HDU 5901 Count primes 论文题
Count primes
题目连接:
http://acm.split.hdu.edu.cn/showproblem.php?pid=5901
Description
Easy question! Calculate how many primes between [1...n]!
Input
Each line contain one integer n(1 <= n <= 1e11).Process to end of file.
Output
For each case, output the number of primes in interval [1...n]
Sample Input
2
3
10
Sample Output
1
2
4
Hint
题意
求[1,n]的素数有多少个
题解:
论文题,如果你没有做过类似的题目,那基本上就死翘翘了。。
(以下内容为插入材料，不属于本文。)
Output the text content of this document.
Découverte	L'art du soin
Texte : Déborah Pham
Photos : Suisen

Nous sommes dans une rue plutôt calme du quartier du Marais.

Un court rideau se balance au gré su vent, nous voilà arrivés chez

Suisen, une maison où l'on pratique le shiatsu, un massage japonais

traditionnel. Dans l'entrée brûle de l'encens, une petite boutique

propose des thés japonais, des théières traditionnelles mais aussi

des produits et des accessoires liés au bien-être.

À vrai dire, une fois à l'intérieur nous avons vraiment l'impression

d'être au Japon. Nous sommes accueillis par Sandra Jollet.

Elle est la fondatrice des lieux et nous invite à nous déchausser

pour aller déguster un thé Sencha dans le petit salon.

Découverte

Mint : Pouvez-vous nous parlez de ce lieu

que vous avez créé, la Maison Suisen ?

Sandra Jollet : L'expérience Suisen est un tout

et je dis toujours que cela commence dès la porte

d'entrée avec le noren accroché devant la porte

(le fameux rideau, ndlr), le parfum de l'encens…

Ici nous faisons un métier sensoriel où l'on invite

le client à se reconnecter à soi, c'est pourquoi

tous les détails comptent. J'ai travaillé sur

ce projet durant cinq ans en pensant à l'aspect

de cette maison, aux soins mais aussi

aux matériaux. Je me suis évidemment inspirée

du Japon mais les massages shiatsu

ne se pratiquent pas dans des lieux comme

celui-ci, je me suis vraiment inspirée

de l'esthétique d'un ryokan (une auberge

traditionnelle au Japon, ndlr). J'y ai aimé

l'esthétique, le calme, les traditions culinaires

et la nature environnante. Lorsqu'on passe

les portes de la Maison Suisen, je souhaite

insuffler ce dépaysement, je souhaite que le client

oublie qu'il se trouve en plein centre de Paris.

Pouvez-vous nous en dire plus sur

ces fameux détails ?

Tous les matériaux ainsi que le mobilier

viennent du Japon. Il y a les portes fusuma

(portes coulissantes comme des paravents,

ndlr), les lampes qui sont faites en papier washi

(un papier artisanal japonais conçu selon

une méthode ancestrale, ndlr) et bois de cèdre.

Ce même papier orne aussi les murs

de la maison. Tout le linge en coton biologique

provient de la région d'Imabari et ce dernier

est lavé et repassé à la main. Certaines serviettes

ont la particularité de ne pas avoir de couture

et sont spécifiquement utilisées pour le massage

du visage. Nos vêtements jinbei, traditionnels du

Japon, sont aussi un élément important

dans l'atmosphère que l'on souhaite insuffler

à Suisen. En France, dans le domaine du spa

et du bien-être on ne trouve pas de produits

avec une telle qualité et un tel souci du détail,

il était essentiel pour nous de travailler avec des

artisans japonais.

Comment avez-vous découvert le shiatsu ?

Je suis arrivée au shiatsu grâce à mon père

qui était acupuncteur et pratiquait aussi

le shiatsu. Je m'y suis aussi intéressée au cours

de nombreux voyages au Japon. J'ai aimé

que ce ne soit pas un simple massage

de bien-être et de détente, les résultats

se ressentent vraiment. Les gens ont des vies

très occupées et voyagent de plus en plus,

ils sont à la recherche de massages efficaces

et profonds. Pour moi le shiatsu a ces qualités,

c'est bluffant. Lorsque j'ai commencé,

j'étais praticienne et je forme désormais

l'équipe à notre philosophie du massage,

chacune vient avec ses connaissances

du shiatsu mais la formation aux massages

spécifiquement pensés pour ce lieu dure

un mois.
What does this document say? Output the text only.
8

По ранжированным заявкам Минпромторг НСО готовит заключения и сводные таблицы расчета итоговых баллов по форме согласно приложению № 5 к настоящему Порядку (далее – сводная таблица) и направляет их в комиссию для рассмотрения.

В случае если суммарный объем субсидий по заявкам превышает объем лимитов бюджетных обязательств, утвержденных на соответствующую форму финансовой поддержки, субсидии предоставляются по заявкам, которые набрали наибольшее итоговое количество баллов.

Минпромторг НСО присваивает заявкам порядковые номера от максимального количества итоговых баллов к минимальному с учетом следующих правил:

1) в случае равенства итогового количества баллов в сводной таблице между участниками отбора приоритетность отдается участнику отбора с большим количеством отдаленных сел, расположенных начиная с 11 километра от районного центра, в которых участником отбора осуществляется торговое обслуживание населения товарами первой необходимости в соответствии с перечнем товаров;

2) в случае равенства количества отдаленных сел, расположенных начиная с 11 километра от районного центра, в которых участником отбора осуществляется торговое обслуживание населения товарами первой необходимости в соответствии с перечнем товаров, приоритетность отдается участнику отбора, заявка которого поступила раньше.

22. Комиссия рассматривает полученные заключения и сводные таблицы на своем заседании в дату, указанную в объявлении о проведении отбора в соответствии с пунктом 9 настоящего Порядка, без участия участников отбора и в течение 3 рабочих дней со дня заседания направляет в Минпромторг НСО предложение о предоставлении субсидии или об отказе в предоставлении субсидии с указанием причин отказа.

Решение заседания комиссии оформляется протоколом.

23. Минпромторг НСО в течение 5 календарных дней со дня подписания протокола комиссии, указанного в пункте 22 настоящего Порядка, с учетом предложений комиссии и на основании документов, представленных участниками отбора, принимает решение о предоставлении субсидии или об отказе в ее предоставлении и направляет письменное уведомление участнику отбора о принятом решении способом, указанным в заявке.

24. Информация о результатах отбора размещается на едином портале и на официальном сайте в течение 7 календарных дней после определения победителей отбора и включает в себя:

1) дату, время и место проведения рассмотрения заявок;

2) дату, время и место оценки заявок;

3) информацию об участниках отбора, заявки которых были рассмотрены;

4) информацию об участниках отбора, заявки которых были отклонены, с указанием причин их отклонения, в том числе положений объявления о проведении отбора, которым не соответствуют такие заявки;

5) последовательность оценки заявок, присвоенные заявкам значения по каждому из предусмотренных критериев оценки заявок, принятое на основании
。
据说可以分段打表?
代码
#include<bits/stdc++.h>
using namespace std;
#define MAXN 100
#define MAXM 50010
#define MAXP 166666
#define MAX 1000010
#define clr(ar) memset(ar, 0, sizeof(ar))
#define read() freopen("lol.txt", "r", stdin)
#define dbg(x) cout << #x << " = " << x << endl
#define chkbit(ar, i) (((ar[(i) >> 6]) & (1 << (((i) >> 1) & 31))))
#define setbit(ar, i) (((ar[(i) >> 6]) |= (1 << (((i) >> 1) & 31))))
#define isprime(x) (( (x) && ((x)&1) && (!chkbit(ar, (x)))) || ((x) == 2))
using namespace std;
namespace pcf{
long long dp[MAXN][MAXM];
unsigned int ar[(MAX >> 6) + 5] = {0};
int len = 0, primes[MAXP], counter[MAX];
void Sieve(){
setbit(ar, 0), setbit(ar, 1);
for (int i = 3; (i * i) < MAX; i++, i++){
if (!chkbit(ar, i)){
int k = i << 1;
for (int j = (i * i); j < MAX; j += k) setbit(ar, j);
}
}
for (int i = 1; i < MAX; i++){
counter[i] = counter[i - 1];
if (isprime(i)) primes[len++] = i, counter[i]++;
}
}
void init(){
Sieve();
for (int n = 0; n < MAXN; n++){
for (int m = 0; m < MAXM; m++){
if (!n) dp[n][m] = m;
else dp[n][m] = dp[n - 1][m] - dp[n - 1][m / primes[n - 1]];
}
}
}
long long phi(long long m, int n){
if (n == 0) return m;
if (primes[n - 1] >= m) return 1;
if (m < MAXM && n < MAXN) return dp[n][m];
return phi(m, n - 1) - phi(m / primes[n - 1], n - 1);
}
long long Lehmer(long long m){
if (m < MAX) return counter[m];
long long w, res = 0;
int i, a, s, c, x, y;
s = sqrt(0.9 + m), y = c = cbrt(0.9 + m);
a = counter[y], res = phi(m, a) + a - 1;
for (i = a; primes[i] <= s; i++) res = res - Lehmer(m / primes[i]) + Lehmer(primes[i]) - 1;
return res;
}
}
int main()
{
pcf::init();
long long n;
while(cin>>n)
cout<<pcf::Lehmer(n)<<endl;
}